Superdiffusive heat conduction in semiconductor alloys. II. Truncated Lévy formalism for experimental analysis

Nearly all experimental observations of quasiballistic heat flow are interpreted using Fourier theory with modified thermal conductivity. Detailed Boltzmann transport equation (BTE) analysis, however, reveals that the quasi-ballistic motion of thermal energy in semiconductor alloys is no longer Brownian but instead exhibits Levy dynamics with fractal dimension alpha < 2. Here, we present a framework that enables full three-dimensional experimental analysis by retaining all essential physics of the quasiballistic BTE dynamics phenomenologically. A stochastic process with just two fitting parameters describes the transition from pure Levy superdiffusion as short length and time scales to regular Fourier diffusion.

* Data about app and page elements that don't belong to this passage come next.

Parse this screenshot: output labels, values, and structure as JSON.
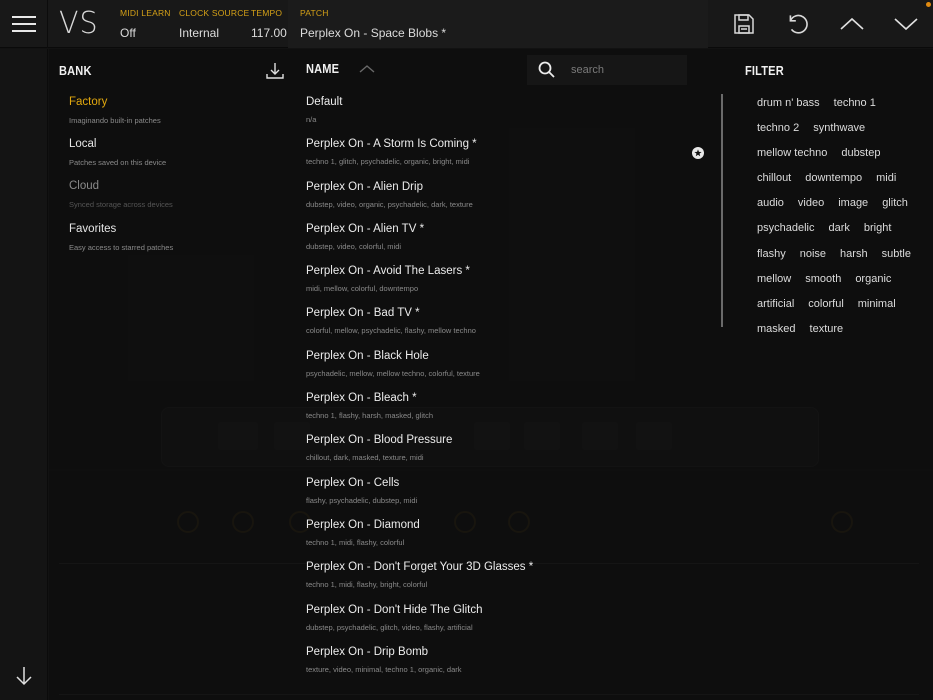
{
  "topbar": {
    "logo": "VS",
    "status": [
      {
        "label": "MIDI LEARN",
        "value": "Off"
      },
      {
        "label": "CLOCK SOURCE",
        "value": "Internal"
      },
      {
        "label": "TEMPO",
        "value": "117.00"
      },
      {
        "label": "PATCH",
        "value": "Perplex On - Space Blobs *"
      }
    ],
    "icons": [
      "menu-icon",
      "save-icon",
      "undo-icon",
      "chevron-up-icon",
      "chevron-down-icon"
    ],
    "notification_color": "#e08a10"
  },
  "bank": {
    "title": "BANK",
    "items": [
      {
        "name": "Factory",
        "desc": "Imaginando built-in patches",
        "state": "selected"
      },
      {
        "name": "Local",
        "desc": "Patches saved on this device",
        "state": "normal"
      },
      {
        "name": "Cloud",
        "desc": "Synced storage across devices",
        "state": "disabled"
      },
      {
        "name": "Favorites",
        "desc": "Easy access to starred patches",
        "state": "normal"
      }
    ]
  },
  "patches": {
    "title": "NAME",
    "search_placeholder": "search",
    "items": [
      {
        "name": "Default",
        "tags": "n/a"
      },
      {
        "name": "Perplex On - A Storm Is Coming *",
        "tags": "techno 1, glitch, psychadelic, organic, bright, midi",
        "starred": true
      },
      {
        "name": "Perplex On - Alien Drip",
        "tags": "dubstep, video, organic, psychadelic, dark, texture"
      },
      {
        "name": "Perplex On - Alien TV *",
        "tags": "dubstep, video, colorful, midi"
      },
      {
        "name": "Perplex On - Avoid The Lasers *",
        "tags": "midi, mellow, colorful, downtempo"
      },
      {
        "name": "Perplex On - Bad TV *",
        "tags": "colorful, mellow, psychadelic, flashy, mellow techno"
      },
      {
        "name": "Perplex On - Black Hole",
        "tags": "psychadelic, mellow, mellow techno, colorful, texture"
      },
      {
        "name": "Perplex On - Bleach *",
        "tags": "techno 1, flashy, harsh, masked, glitch"
      },
      {
        "name": "Perplex On - Blood Pressure",
        "tags": "chillout, dark, masked, texture, midi"
      },
      {
        "name": "Perplex On - Cells",
        "tags": "flashy, psychadelic, dubstep, midi"
      },
      {
        "name": "Perplex On - Diamond",
        "tags": "techno 1, midi, flashy, colorful"
      },
      {
        "name": "Perplex On - Don't Forget Your 3D Glasses *",
        "tags": "techno 1, midi, flashy, bright, colorful"
      },
      {
        "name": "Perplex On - Don't Hide The Glitch",
        "tags": "dubstep, psychadelic, glitch, video, flashy, artificial"
      },
      {
        "name": "Perplex On - Drip Bomb",
        "tags": "texture, video, minimal, techno 1, organic, dark"
      }
    ]
  },
  "filter": {
    "title": "FILTER",
    "tags": [
      "drum n' bass",
      "techno 1",
      "techno 2",
      "synthwave",
      "mellow techno",
      "dubstep",
      "chillout",
      "downtempo",
      "midi",
      "audio",
      "video",
      "image",
      "glitch",
      "psychadelic",
      "dark",
      "bright",
      "flashy",
      "noise",
      "harsh",
      "subtle",
      "mellow",
      "smooth",
      "organic",
      "artificial",
      "colorful",
      "minimal",
      "masked",
      "texture"
    ]
  },
  "colors": {
    "accent": "#e2a80e",
    "background": "#121212"
  }
}
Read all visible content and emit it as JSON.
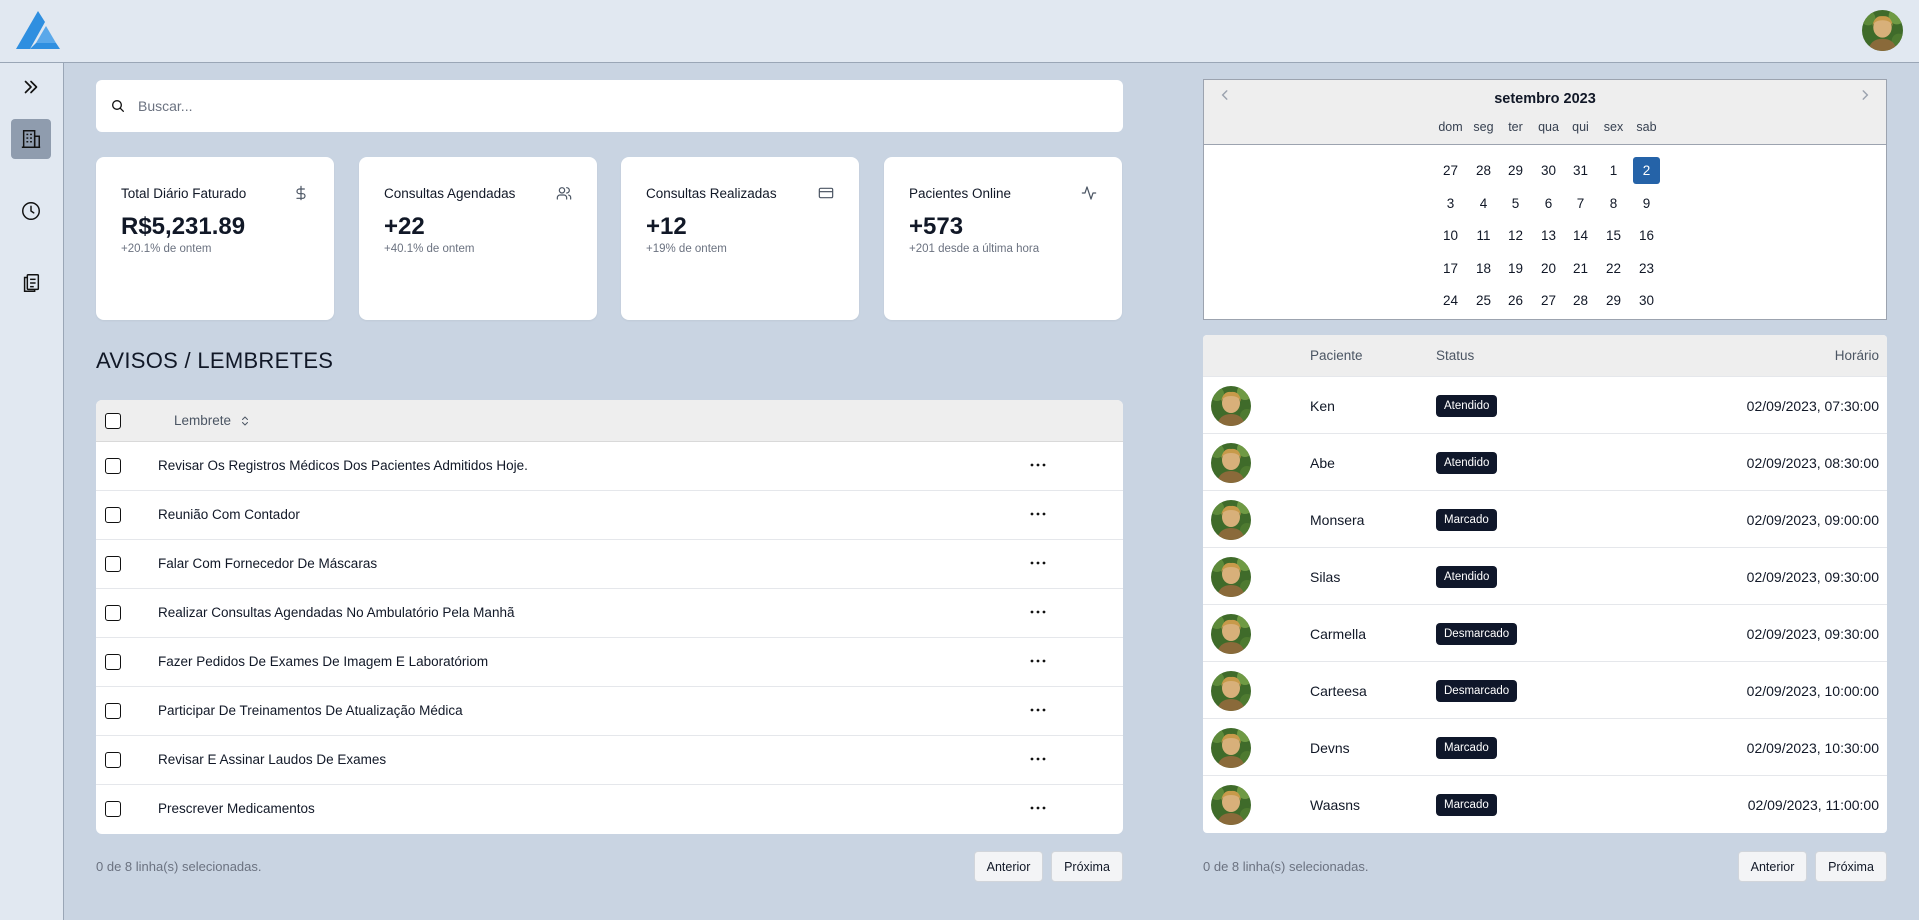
{
  "colors": {
    "page_bg": "#c9d4e2",
    "topbar_bg": "#e1e8f1",
    "logo_blue": "#2f8fe0",
    "selected_day": "#2563a8",
    "badge_bg": "#0f172a"
  },
  "icons": {
    "logo": "triangle-a-logo-icon",
    "sidebar_toggle": "chevrons-right-icon",
    "sidebar_dashboard": "building-icon",
    "sidebar_history": "clock-icon",
    "sidebar_records": "clipboard-icon",
    "search": "search-icon",
    "revenue": "dollar-icon",
    "scheduled": "users-icon",
    "done": "credit-card-icon",
    "online": "activity-icon",
    "sort": "sort-icon",
    "row_actions": "more-horizontal-icon"
  },
  "search": {
    "placeholder": "Buscar..."
  },
  "stats": [
    {
      "title": "Total Diário Faturado",
      "value": "R$5,231.89",
      "sub": "+20.1% de ontem"
    },
    {
      "title": "Consultas Agendadas",
      "value": "+22",
      "sub": "+40.1% de ontem"
    },
    {
      "title": "Consultas Realizadas",
      "value": "+12",
      "sub": "+19% de ontem"
    },
    {
      "title": "Pacientes Online",
      "value": "+573",
      "sub": "+201 desde a última hora"
    }
  ],
  "reminders": {
    "title": "AVISOS / LEMBRETES",
    "column": "Lembrete",
    "items": [
      "Revisar Os Registros Médicos Dos Pacientes Admitidos Hoje.",
      "Reunião Com Contador",
      "Falar Com Fornecedor De Máscaras",
      "Realizar Consultas Agendadas No Ambulatório Pela Manhã",
      "Fazer Pedidos De Exames De Imagem E Laboratóriom",
      "Participar De Treinamentos De Atualização Médica",
      "Revisar E Assinar Laudos De Exames",
      "Prescrever Medicamentos"
    ],
    "footer": "0 de 8 linha(s) selecionadas.",
    "prev": "Anterior",
    "next": "Próxima"
  },
  "calendar": {
    "title": "setembro 2023",
    "weekdays": [
      "dom",
      "seg",
      "ter",
      "qua",
      "qui",
      "sex",
      "sab"
    ],
    "weeks": [
      [
        "27",
        "28",
        "29",
        "30",
        "31",
        "1",
        "2"
      ],
      [
        "3",
        "4",
        "5",
        "6",
        "7",
        "8",
        "9"
      ],
      [
        "10",
        "11",
        "12",
        "13",
        "14",
        "15",
        "16"
      ],
      [
        "17",
        "18",
        "19",
        "20",
        "21",
        "22",
        "23"
      ],
      [
        "24",
        "25",
        "26",
        "27",
        "28",
        "29",
        "30"
      ]
    ],
    "selected": "2"
  },
  "patients": {
    "columns": {
      "patient": "Paciente",
      "status": "Status",
      "time": "Horário"
    },
    "rows": [
      {
        "name": "Ken",
        "status": "Atendido",
        "time": "02/09/2023, 07:30:00"
      },
      {
        "name": "Abe",
        "status": "Atendido",
        "time": "02/09/2023, 08:30:00"
      },
      {
        "name": "Monsera",
        "status": "Marcado",
        "time": "02/09/2023, 09:00:00"
      },
      {
        "name": "Silas",
        "status": "Atendido",
        "time": "02/09/2023, 09:30:00"
      },
      {
        "name": "Carmella",
        "status": "Desmarcado",
        "time": "02/09/2023, 09:30:00"
      },
      {
        "name": "Carteesa",
        "status": "Desmarcado",
        "time": "02/09/2023, 10:00:00"
      },
      {
        "name": "Devns",
        "status": "Marcado",
        "time": "02/09/2023, 10:30:00"
      },
      {
        "name": "Waasns",
        "status": "Marcado",
        "time": "02/09/2023, 11:00:00"
      }
    ],
    "footer": "0 de 8 linha(s) selecionadas.",
    "prev": "Anterior",
    "next": "Próxima"
  }
}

The model provides accurate fits to time domain thermoreflectance raw experimental data over the full modulation frequency range without requiring any "effective" thermal parameters and without any a priori knowledge of microscopic phonon scattering mechanisms. Identified alpha values for InGaAs and SiGe match ab initio BTE predictions within a few percent. Our results provide experimental evidence of fractal Levy heat conduction in semiconductor alloys. The formalism additionally indicates that the transient temperature inside the material differs significantly from Fourier theory and can lead to improved thermal characterization of nanoscale devices and material interfaces.